Arap usulü bir sonuç...

Türkiye bütün iyi niyetiyle bölge ülkelerini topladı. Amacı, Irak’a bir uyarıda bulunmaktı. Karşılığında, tam Arap saçına dönmüş garip bir tutumla karşılaştı. 6’ların bildirisini biraz sıkışsa Saddam dahi imzalayabilir.

Türkiye, bölgenin 5 ülkesini İstanbul’a davet ederken mucize beklemiyordu. Arap ülkeleri de ilk defa, Arap olmayan Türkiye’nin davetine gelirlerken kafalarındaki gizli gündemi saklamışlardı. Oysa Türkiye, İstanbul’dan sadece Irak’a mesaj yollanmasını istiyordu. Ortaya garip bir sonuç çıktı.

Bildiride, Saddam Hüseyin kollanıyor, ABD’ye de utangaç bir mesaj yollanıyor. BM Güvenlik konseyinin 1441 sayılı ünlü kararının bile, İstanbul bildirisinden daha sert olduğu söylenebilir.

Anlaşılan toplantı amacını aştı.

Suriye ve İran’ın istekleri (ABD’ye de açık bir mesaj verilsin) bildiriye girmiş, ancak anlayabilene aşkolsun. Öylesine utangaç, öylesine üstü kapalı ki ancak uzmanları çözebilir. Kamuoyunun anlamasına imkan yok.

Türkiye ise, bu bildiri ile özellikle ve öncelikle Saddam Hüseyin’e bir uyarıda bulunmak istiyordu. Yaşar Yakış basın toplantısında açıkladı: “Şimdi Irak’a uyarıda bulunup, BM denetimcileriyle işbirliği yapması çağrısında bulunalım, 27 Ocak’ta denetimcilerin raporu çıktıktan sonra, durumu tekrar değerlendiririz”

Ankara önce Irak’ın uyarılmasınınverilmesine ilerde de duruma göre ABD’ye bir çağrıda bulunulmasının üstünde durmuştu.

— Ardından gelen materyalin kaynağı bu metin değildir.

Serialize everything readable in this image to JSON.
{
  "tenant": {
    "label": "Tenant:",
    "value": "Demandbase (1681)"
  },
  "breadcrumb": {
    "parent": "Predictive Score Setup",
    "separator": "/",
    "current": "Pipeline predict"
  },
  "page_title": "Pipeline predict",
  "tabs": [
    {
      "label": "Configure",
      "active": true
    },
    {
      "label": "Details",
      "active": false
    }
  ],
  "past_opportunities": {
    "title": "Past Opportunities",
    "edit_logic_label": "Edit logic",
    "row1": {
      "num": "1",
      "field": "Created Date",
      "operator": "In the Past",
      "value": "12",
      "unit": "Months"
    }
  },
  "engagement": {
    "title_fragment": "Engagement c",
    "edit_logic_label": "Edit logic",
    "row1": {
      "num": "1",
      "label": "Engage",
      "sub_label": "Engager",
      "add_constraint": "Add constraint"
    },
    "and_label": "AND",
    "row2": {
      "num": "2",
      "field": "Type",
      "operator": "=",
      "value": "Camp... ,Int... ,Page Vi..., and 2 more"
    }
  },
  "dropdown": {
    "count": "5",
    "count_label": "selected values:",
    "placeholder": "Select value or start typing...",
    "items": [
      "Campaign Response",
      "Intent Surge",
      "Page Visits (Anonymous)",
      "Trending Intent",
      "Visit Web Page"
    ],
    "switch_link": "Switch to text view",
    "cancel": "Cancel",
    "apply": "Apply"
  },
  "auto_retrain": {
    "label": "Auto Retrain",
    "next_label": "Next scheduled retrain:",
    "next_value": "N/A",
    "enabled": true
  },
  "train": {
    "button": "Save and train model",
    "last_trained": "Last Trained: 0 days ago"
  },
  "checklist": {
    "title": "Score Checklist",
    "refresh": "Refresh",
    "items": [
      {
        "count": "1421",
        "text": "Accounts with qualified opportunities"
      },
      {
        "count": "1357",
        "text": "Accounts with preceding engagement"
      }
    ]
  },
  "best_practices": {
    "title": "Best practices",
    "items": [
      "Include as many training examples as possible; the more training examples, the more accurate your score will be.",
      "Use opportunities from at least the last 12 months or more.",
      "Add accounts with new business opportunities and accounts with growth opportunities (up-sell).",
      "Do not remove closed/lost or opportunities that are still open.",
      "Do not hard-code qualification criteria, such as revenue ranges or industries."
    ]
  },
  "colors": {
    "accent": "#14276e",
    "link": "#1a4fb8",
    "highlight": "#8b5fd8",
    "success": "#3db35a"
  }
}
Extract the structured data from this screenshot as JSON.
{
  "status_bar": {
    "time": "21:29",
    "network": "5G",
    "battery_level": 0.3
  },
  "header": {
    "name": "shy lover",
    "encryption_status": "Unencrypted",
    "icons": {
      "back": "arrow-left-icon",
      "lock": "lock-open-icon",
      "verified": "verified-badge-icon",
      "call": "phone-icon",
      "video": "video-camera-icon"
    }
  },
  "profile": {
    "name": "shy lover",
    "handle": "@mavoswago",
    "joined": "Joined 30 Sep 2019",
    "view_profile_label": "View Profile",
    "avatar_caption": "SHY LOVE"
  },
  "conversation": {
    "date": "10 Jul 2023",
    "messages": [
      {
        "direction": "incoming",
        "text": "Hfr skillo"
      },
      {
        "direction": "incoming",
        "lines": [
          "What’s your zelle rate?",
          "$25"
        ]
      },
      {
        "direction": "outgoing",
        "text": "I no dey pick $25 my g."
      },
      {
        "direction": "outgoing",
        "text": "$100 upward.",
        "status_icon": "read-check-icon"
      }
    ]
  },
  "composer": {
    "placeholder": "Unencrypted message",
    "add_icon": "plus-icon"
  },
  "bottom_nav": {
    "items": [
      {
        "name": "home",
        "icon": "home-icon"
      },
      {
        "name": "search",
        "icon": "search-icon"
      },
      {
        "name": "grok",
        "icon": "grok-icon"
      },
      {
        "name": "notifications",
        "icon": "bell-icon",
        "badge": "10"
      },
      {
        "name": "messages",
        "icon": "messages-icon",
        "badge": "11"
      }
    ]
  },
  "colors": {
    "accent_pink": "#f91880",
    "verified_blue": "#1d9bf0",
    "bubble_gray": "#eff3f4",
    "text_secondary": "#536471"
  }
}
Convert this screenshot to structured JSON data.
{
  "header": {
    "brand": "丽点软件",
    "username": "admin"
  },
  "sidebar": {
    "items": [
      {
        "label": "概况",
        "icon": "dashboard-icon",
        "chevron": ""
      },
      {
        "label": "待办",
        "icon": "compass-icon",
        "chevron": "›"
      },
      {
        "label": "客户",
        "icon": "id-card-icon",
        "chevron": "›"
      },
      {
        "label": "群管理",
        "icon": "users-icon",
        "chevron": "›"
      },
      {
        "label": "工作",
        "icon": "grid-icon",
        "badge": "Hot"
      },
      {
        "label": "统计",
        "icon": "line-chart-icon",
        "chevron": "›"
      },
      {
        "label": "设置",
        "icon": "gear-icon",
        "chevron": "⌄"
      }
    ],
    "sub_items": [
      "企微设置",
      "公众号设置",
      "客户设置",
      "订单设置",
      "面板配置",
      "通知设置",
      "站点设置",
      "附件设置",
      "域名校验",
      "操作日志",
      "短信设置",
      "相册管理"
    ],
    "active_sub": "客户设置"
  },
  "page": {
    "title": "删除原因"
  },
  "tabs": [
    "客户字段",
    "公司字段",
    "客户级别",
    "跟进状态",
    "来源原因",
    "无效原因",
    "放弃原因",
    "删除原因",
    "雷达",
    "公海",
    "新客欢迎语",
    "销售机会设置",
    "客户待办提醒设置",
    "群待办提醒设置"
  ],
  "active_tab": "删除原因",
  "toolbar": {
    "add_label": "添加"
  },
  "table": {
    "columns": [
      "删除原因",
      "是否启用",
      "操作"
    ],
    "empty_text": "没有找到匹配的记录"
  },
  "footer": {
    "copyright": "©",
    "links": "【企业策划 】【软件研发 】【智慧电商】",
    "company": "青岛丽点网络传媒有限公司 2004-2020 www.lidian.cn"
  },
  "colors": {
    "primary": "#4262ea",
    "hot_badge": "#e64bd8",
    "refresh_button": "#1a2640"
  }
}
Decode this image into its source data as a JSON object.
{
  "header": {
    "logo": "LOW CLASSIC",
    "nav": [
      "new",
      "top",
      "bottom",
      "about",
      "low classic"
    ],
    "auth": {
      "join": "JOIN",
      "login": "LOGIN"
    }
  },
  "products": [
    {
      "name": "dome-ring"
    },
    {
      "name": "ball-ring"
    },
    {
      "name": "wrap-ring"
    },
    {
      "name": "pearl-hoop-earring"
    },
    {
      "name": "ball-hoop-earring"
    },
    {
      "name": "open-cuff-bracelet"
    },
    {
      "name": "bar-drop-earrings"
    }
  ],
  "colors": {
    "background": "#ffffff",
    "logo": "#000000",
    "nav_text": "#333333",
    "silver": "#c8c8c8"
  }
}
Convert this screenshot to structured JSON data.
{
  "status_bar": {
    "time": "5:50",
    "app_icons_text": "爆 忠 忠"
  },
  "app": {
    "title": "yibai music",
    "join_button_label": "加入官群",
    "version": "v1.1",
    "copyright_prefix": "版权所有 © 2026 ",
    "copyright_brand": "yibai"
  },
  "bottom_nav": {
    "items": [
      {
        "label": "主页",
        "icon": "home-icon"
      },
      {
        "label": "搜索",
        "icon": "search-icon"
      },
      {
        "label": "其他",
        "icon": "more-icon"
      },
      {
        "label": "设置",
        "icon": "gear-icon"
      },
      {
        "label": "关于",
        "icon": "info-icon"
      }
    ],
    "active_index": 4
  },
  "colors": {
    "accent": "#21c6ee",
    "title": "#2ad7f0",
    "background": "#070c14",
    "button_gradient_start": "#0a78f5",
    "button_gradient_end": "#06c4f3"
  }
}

Ancak Ürdün Filistinlilere atıfta ısrar etti, Suudi’ler İsrail’in elindeki silahların gözardı edilmemesi için dolaylı bir mesaj istedi ve nihayet İran ve Suriye’de işe katılınca, Arap saçına dönmüş, hiçbirşey anlaşılamayan, neredeyse Saddam’a göz kırpan bir bildiri çıktı.

DAĞ FARE DOĞURDU

Günlerdir sözü edilen toplantı tatsız, tuzsuz bitti. Hiçbir etkisi olacağı yoktu, bu haliyle daha dabeter bir sonuç alındı.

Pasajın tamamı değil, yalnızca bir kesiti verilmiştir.